3D Printing Process for Use in Space
The range of 3D printing technologies is growing: a research team from TH Köln (The University of Applied Sciences Cologne) is now working with the company mz Toner Technologies to develop a new 3D printing process based on electrophotography that will, among other things, enable printing in space.
Based on the principle of electrophotography, which is how most printers work, a research team led by Prof. Dr. Danka Katrakova-Krüger in the Materials Laboratory at TH Köln is developing an electrophotographic 3D printing process. The concept: the component to be manufactured is first "cut" into several ultra-thin layers using software. Instead of dye, polymer particles, i.e. plastics, are used.

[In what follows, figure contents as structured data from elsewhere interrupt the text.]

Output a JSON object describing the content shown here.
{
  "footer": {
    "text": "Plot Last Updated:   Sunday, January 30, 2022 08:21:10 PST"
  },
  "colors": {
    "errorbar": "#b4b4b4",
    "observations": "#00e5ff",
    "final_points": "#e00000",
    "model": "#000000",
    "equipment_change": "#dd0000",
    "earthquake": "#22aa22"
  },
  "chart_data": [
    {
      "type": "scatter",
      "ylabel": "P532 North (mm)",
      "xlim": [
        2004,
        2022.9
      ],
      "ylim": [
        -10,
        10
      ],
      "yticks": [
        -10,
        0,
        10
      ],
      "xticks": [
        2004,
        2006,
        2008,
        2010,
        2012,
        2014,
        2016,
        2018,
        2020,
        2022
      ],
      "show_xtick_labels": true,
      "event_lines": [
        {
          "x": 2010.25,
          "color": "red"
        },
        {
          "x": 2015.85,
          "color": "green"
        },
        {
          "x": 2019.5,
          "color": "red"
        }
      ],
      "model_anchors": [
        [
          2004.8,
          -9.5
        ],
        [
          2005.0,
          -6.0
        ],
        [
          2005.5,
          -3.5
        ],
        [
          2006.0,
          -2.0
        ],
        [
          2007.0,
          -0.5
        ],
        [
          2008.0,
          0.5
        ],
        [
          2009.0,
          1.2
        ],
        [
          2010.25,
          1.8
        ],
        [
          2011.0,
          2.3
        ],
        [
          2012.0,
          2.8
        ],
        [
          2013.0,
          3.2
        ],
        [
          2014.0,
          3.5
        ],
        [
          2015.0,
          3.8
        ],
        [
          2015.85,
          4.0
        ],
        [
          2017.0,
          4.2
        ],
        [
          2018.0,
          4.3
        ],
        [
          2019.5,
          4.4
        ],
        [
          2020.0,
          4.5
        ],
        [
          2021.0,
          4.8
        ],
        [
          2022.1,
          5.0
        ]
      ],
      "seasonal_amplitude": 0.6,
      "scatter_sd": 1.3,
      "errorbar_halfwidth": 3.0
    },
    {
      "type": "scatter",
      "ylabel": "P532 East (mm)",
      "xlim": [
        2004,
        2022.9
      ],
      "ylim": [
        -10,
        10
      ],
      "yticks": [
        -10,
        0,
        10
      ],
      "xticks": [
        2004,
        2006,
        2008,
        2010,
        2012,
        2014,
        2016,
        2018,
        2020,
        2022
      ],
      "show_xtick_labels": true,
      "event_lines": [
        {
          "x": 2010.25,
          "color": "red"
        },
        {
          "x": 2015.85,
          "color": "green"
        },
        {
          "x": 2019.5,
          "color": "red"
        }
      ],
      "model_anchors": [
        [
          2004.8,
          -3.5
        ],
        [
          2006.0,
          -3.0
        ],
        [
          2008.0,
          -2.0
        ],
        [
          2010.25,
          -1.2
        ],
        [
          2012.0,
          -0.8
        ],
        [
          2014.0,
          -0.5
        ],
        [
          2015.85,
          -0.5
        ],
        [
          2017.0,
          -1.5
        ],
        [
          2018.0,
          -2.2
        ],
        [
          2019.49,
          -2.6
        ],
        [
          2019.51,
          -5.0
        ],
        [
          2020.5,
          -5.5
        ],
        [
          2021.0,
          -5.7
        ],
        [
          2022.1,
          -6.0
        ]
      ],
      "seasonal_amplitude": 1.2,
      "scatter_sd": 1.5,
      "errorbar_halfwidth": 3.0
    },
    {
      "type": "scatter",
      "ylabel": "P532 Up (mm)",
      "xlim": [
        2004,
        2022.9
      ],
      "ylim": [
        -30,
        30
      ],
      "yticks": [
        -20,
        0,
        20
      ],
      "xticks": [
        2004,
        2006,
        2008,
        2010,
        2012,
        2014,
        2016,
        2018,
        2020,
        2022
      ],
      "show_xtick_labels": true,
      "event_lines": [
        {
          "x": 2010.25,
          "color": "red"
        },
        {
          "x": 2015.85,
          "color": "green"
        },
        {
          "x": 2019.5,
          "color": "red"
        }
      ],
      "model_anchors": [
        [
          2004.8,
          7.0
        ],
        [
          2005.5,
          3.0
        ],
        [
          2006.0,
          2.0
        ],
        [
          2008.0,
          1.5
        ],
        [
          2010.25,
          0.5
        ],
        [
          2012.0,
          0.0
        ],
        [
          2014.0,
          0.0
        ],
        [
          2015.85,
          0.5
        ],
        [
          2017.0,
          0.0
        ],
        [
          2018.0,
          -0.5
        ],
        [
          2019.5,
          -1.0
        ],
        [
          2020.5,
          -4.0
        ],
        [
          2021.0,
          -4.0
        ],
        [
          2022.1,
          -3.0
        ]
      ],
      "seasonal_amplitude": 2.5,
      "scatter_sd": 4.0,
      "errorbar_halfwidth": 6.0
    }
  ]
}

One to ten layers, a few micrometers thin, can be printed one on top of the other on a carrier film and preconsolidated by a roller. In order to finish the desired component, several of these previously printed layer packages are joined together in a second step with the aid of a heating press. Cooperation partner mz Toner Technologies is developing a prototype of the 3D printer.
Use in space
Plastics are particularly suitable for space travel because they weigh little and are mechanically resilient at the same time. A particular challenge is to implement the electrophotographic process in such a way that it can be used despite the absence of gravity. For space travel, on-site 3D printing would have advantages: Not all spare parts that might be needed during an expedition would have to be taken along. They could be made on site as needed. This saves space and weight. The scientists at TH Köln are in exchange with the European Space Agency (ESA) regarding the use in space.
Alternative to injection molding
Until now, common 3D printing processes have not been able to compete with the widely used injection molding process in terms of speed; this could change with the new technology. Injection molding requires expensive molds, slowing the start of production and making it worthwhile only when a certain number of pieces are produced. The electrophotographic process, on the other hand, does not require molds and still allows for high volumes.
"3D printing with electrophotography is suitable for all material groups such as plastics, metals and ceramics, saves weight, has increased speed and offers enormous design freedom such as the more generous use of colors," Prof. Dr. Katrakova-Krüger said. Other materials also open up another potential field of application: the household and electrical appliance market, which has so far used injection molding to manufacture appliances and their components.
The project is funded by the German Federal Ministry for Economic Affairs and Energy as part of the "Central Innovation Program for SMEs" and will run for two years.